Becky Ritchie, Clarion’s Head of Sustainability, commented: “Without accurate, portfolio-wide data, we risk responding reactively rather than proactively managing climate exposure. Integrating tools such as Map Impact’s HeatView into our asset strategy helps us with decision-making around where to prioritise our retrofit investment, and align resilience planning with regulatory and ESG requirements. This shifts us from compliance-driven responses to a strategic, data-led approach that better supports our residents, safeguards long-term asset value, and builds climate-ready communities.”
Richard Flemmings, Map Impact’s CEO added: “At Map Impact, we developed HeatView to give real estate stakeholders and housing providers the clarity they need to move from broad climate awareness to precise, property-level action.
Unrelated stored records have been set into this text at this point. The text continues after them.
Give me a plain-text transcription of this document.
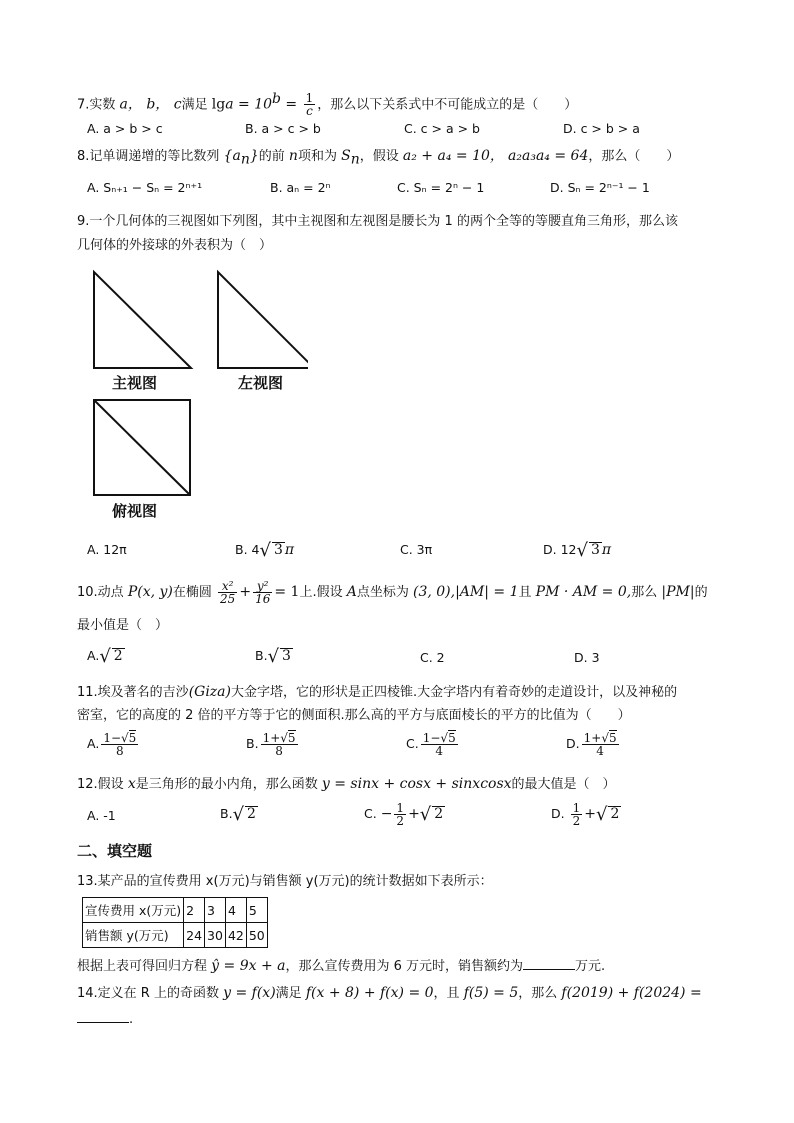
7.实数 a， b， c满足 $\lg a = 10^b = \frac{1}{c}$ ，那么以下关系式中不可能成立的是（　　）
A. a > b > c	B. a > c > b	C. c > a > b	D. c > b > a
8.记单调递增的等比数列 $\{a_n\}$的前 n项和为 $S_n$，假设 a₂ + a₄ = 10， a₂a₃a₄ = 64，那么（　　）
A. Sₙ₊₁ − Sₙ = 2ⁿ⁺¹	B. aₙ = 2ⁿ	C. Sₙ = 2ⁿ − 1	D. Sₙ = 2ⁿ⁻¹ − 1
9.一个几何体的三视图如下列图，其中主视图和左视图是腰长为 1 的两个全等的等腰直角三角形，那么该
几何体的外接球的外表积为（　）
主视图	左视图
俯视图
A. 12π	B. 4√ 3 π	C. 3π	D. 12√ 3 π
10.动点 P(x, y)在椭圆 $\frac{\text{x²}}{25} + \frac{\text{y²}}{16} = 1$上.假设 A点坐标为 (3, 0),|AM| = 1且 PM · AM = 0,那么 |PM|的
最小值是（　）
A.√ 2	B.√ 3	C. 2	D. 3
11.埃及著名的吉沙(Giza)大金字塔，它的形状是正四棱锥.大金字塔内有着奇妙的走道设计，以及神秘的
密室，它的高度的 2 倍的平方等于它的侧面积.那么高的平方与底面棱长的平方的比值为（　　）
A. $\frac{1-√5}{8}$	B. $\frac{1+√5}{8}$	C. $\frac{1-√5}{4}$	D. $\frac{1+√5}{4}$
12.假设 x是三角形的最小内角，那么函数 y = sinx + cosx + sinxcosx的最大值是（　）
A. -1	B.√ 2	C. − $\frac{1}{2}$ +√ 2	D. $\frac{1}{2}$ +√ 2
二、填空题
13.某产品的宣传费用 x(万元)与销售额 y(万元)的统计数据如下表所示：
宣传费用 x(万元)	2	3	4	5
销售额 y(万元)	24	30	42	50
根据上表可得回归方程 ŷ = 9x + a，那么宣传费用为 6 万元时，销售额约为	万元.
14.定义在 R 上的奇函数 y = f(x)满足 f(x + 8) + f(x) = 0，且 f(5) = 5，那么 f(2019) + f(2024) =
.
By combining satellite-derived temperature data with detailed landscape analysis, HeatView enables organisations like Clarion to identify overheating risks across their entire portfolio, prioritise investment where it will have the greatest impact, and embed climate resilience directly into asset management and decarbonisation strategies. It’s about turning complex climate data into practical decisions that protect residents and future-proof homes.”
Rick Thompson, ODCGIS’ Business Development Lead said: “Integrating HeatView with authoritative geospatial datasets such as the Ordnance Survey’s National Geographic Database (NGD) significantly enhances the value of climate risk analysis. By combining advanced heat modelling with highly accurate, up-to-date mapping and property intelligence, housing providers gain a far richer spatial context for decision-making. This integration enables more precise identification of at-risk assets, stronger alignment with asset management systems, and a scalable foundation for wider environmental and infrastructure planning. It ensures climate resilience strategies are built on trusted, connected data rather than isolated insights.”